From the members' end, and into what breeze the Fremantle Doctor had prescribed, Tudor, wicketless thus far, hustled in like the young Ian Bishop reincarnate and at genuine express pace took four for 25 in 21 balls - Steve Waugh beaten by sheer pace and bowled; Mark Waugh squared up and caught low down at third slip; Ricky Ponting caught at the wicket off a snorter that screamed past his chest; and McGrath the perk at the end.

At the other end Darren Gough, devoid of luck on this tour but with a soulmate now, puffed out his chest and ripped in to take two wickets.

Six Australia wickets tumbled in 55 uproarious minutes of the most heartening adrenalin-powered bowling from an England strike force operating in tandem since the days of Willis and Botham.
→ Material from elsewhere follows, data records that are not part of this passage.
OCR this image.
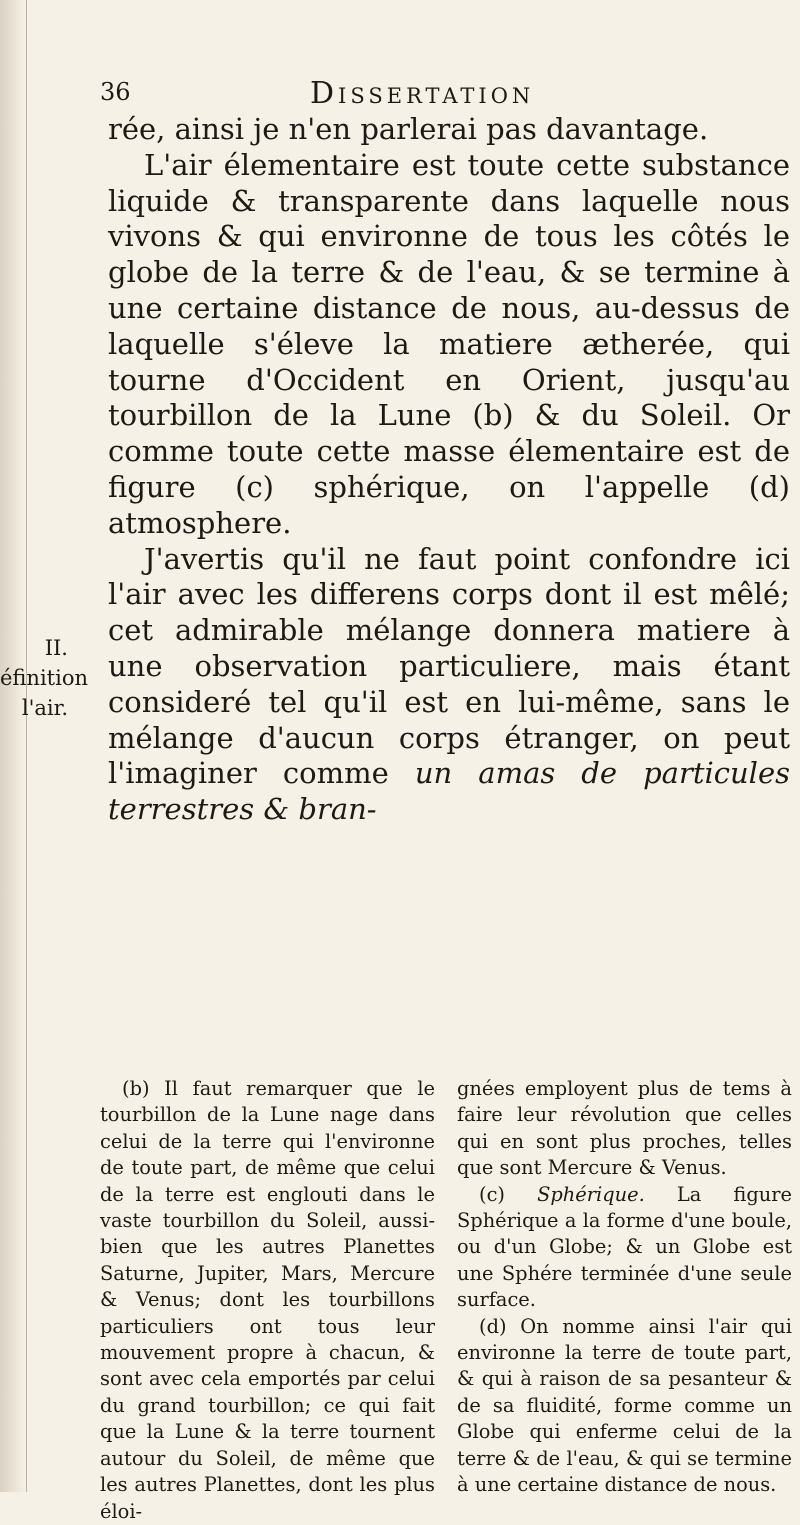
II.
éfinition
l'air.
36	Dissertation

rée, ainsi je n'en parlerai pas davantage.

L'air élementaire est toute cette substance liquide & transparente dans laquelle nous vivons & qui environne de tous les côtés le globe de la terre & de l'eau, & se termine à une certaine distance de nous, au-dessus de laquelle s'éleve la matiere ætherée, qui tourne d'Occident en Orient, jusqu'au tourbillon de la Lune (b) & du Soleil. Or comme toute cette masse élementaire est de figure (c) sphérique, on l'appelle (d) atmosphere.

J'avertis qu'il ne faut point confondre ici l'air avec les differens corps dont il est mêlé; cet admirable mélange donnera matiere à une observation particuliere, mais étant consideré tel qu'il est en lui-même, sans le mélange d'aucun corps étranger, on peut l'imaginer comme un amas de particules terrestres & bran-

(b) Il faut remarquer que le tourbillon de la Lune nage dans celui de la terre qui l'environne de toute part, de même que celui de la terre est englouti dans le vaste tourbillon du Soleil, aussi-bien que les autres Planettes Saturne, Jupiter, Mars, Mercure & Venus; dont les tourbillons particuliers ont tous leur mouvement propre à chacun, & sont avec cela emportés par celui du grand tourbillon; ce qui fait que la Lune & la terre tournent autour du Soleil, de même que les autres Planettes, dont les plus éloi-

gnées employent plus de tems à faire leur révolution que celles qui en sont plus proches, telles que sont Mercure & Venus.

(c) Sphérique. La figure Sphérique a la forme d'une boule, ou d'un Globe; & un Globe est une Sphére terminée d'une seule surface.

(d) On nomme ainsi l'air qui environne la terre de toute part, & qui à raison de sa pesanteur & de sa fluidité, forme comme un Globe qui enferme celui de la terre & de l'eau, & qui se termine à une certaine distance de nous.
A lead of 128, then, where it might have been more.

The England second innings began as disastrously as the first, for with the pitch picking up even more pace on the second day, Fleming - Test-best figures of five for 46 in the first innings - removed Mark Butcher, Nasser Hussain and Alec Stewart inside 10 overs before tea and added the wicket of Mike Atherton after the interval.

Playing courageously and with intent, Atherton contributed all but five of the 40 runs scored while he was at the crease, twice hooking his nemesis McGrath to the square boundary and hitting four more boundaries besides. His dismissal, a blameless one, and the tame one of John Crawley, a short-leg victim of Colin Miller in his off-spin guise, seemed to have settled things.

Instead Hick, in the side only because of Graham Thorpe's back injury, and out to a second-ball duck in the first innings, played thunderously. His first ball from Miller was lashed through point and when Mark Taylor then turned to Gillespie, putting Hick in the crucible once more, the first bouncer was top-edged uncontrollably over the wicketkeeper Ian Healy.

When Gillespie changed ends to come downwind, however, Hick murdered him, pulling his first delivery high over mid-wicket for six, cutting the next ball for four and pulling the third for six again. In all 23 runs came from the over, and by the day's end Hick had made 42 from only 33 balls - already the second-highest score of the game after Taylor's 61 - and he and Ramprakash (26 not out) had added 59 in 11 overs for the sixth wicket.